А мысли уже рвались туда — на десять лет назад, в такие же белые ночи…
июль 2012 года
— Простите, а главный корпус — это куда?
Я сегодня дежурный на воротах. Открываю, закрываю, записываю в журнал всех входящих и въезжающих. Тоска зеленая, но все лучше, чем на кухне. Там, невзирая на лица и статус, командует толстый повар Палыч, ему все равно кого гонять, хоть второкурсников, хоть аспирантов.
Замок заело, дергаю, обдираю пальцы. Оборачиваюсь со свирепой рожей. Две девчонки, прошмыгнувшие у меня за спиной, топчутся растерянно с сумками в руках.
— По проезду до конца и направо.
За одну короткую фразу не успеваю толком рассмотреть их, поэтому притормаживаю вопросом:
— Биофак?
Биостанцию в Кузнечном оккупировали всевозможные разновидности биологов, но иногда просачиваются и посторонние экземпляры вроде меня — с геологического или географического.
— Да, — кивает высокая фигуристая брюнетка. — Экология. Пятый курс.
Ну да, на своем факультете я бы такую вряд ли пропустил.
— Пятый? Заочницы, что ли?
— Нет, у нас специалитет. А вы? Кстати, меня Кира зовут. А это Александра, — она небрежно машет рукой в сторону своей подруги.

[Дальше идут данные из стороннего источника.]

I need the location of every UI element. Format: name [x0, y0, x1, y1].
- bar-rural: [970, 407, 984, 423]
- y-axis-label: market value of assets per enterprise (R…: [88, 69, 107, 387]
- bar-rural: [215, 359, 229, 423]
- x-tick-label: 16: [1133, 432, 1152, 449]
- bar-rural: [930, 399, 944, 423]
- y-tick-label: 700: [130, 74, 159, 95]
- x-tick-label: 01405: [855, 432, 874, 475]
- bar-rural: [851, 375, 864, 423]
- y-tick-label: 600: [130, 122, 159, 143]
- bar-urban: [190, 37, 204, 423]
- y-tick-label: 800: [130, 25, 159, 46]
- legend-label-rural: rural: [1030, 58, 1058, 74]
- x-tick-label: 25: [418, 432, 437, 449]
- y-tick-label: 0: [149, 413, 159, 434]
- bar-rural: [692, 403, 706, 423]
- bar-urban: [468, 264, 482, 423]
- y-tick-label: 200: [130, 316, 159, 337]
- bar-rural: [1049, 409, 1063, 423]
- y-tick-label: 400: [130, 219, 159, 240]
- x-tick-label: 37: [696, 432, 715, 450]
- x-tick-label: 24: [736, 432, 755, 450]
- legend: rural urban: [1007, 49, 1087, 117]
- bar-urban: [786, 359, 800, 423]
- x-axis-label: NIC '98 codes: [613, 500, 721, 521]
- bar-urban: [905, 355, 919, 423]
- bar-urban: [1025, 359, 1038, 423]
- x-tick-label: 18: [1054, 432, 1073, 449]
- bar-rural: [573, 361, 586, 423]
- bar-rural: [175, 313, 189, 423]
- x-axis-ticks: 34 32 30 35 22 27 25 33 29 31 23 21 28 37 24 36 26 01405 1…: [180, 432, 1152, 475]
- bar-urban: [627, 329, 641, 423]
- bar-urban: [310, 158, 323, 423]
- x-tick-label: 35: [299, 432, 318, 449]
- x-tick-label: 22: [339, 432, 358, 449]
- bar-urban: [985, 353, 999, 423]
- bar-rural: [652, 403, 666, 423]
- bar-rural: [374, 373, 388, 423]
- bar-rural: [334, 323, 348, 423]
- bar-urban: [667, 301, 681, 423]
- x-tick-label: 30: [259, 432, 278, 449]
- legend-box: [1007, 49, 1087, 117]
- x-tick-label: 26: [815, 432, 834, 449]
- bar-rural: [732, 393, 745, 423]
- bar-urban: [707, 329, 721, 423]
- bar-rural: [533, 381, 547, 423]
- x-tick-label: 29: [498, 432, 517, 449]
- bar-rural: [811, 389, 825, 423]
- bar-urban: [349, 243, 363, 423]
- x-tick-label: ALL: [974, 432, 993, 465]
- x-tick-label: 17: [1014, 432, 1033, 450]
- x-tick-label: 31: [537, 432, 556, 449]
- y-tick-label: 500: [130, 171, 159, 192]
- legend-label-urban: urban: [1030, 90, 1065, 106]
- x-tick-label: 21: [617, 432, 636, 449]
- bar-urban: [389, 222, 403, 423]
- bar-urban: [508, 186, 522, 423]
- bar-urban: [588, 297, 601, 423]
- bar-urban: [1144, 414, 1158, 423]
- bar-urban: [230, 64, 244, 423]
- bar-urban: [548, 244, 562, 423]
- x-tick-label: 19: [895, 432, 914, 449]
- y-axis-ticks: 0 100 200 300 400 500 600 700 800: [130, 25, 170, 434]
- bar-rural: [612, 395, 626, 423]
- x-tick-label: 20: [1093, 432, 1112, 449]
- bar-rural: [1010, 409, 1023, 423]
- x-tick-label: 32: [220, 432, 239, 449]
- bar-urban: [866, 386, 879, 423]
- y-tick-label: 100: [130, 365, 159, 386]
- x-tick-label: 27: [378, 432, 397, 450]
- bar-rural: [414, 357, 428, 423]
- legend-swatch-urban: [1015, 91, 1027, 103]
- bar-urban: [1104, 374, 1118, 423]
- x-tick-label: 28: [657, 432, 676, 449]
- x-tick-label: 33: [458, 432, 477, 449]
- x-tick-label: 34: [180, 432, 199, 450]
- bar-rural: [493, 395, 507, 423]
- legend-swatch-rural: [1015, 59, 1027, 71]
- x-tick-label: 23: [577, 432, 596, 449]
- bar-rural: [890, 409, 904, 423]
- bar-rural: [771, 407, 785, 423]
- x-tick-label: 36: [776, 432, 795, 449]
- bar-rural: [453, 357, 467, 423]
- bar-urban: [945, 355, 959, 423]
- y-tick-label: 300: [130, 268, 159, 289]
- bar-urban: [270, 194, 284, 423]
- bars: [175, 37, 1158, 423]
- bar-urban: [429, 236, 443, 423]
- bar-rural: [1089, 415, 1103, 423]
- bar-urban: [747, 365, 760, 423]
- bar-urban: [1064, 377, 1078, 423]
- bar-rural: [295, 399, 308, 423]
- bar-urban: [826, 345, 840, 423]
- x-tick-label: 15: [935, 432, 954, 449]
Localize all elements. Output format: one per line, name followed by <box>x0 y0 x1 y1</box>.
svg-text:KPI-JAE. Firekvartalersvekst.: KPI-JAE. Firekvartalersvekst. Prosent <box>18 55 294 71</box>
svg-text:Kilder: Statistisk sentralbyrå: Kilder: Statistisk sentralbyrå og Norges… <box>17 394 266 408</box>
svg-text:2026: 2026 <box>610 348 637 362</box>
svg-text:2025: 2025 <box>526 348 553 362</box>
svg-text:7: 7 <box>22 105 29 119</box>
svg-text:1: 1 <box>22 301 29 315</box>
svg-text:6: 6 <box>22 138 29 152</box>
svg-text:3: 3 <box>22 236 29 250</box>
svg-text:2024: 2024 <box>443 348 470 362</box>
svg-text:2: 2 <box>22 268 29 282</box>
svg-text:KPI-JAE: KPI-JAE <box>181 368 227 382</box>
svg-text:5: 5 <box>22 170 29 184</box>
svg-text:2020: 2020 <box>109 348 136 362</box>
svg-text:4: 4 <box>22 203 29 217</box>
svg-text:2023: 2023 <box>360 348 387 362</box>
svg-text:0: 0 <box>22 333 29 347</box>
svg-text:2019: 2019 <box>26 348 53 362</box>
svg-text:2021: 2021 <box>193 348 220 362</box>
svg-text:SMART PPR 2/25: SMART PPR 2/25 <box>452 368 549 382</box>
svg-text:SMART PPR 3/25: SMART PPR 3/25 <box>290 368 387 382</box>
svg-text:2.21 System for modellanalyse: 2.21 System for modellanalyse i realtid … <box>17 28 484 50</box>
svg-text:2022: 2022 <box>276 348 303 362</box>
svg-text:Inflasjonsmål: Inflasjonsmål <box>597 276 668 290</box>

— Иван. Геофак, магистратура. Гидролог.
— Ну ладно, еще увидимся. Приятно было познакомиться, — улыбается кокетливо, с заманушечкой.
Отвожу взгляд и упираюсь им во вторую, совершенно неинтересную. Вот вообще никакая: среднего роста, худая, острые скулы, ключицы — как металлоконструкции. Наверняка и кости тазовые торчат так, что трахать травмоопасно. Ни бюста, ни попы. Прямые русые волосы чуть ниже плеч. Ни одной яркой черты, не за что глазом зацепиться.
Подумав так, я случайно ловлю ее взгляд и… цепляюсь. Всего на какую-то долю секунды, как будто микрозазубриной на ногте. Самые обыкновенные глаза, не большие, не маленькие, серые, но зрачки затягивают, как омуты.
Они уходят, оставив после себя странное мятное послевкусие — легкий холодок на языке и в желудке. Спохватываюсь, что забыл записать их в журнал. Да плевать, никто не проверяет.
Полуденное марево, надсадный стрекот кузнечиков в траве, запах разогретой сосновой смолы. Сижу в будке, закрыв глаза, вспоминаю Киру и ее зазывную улыбку.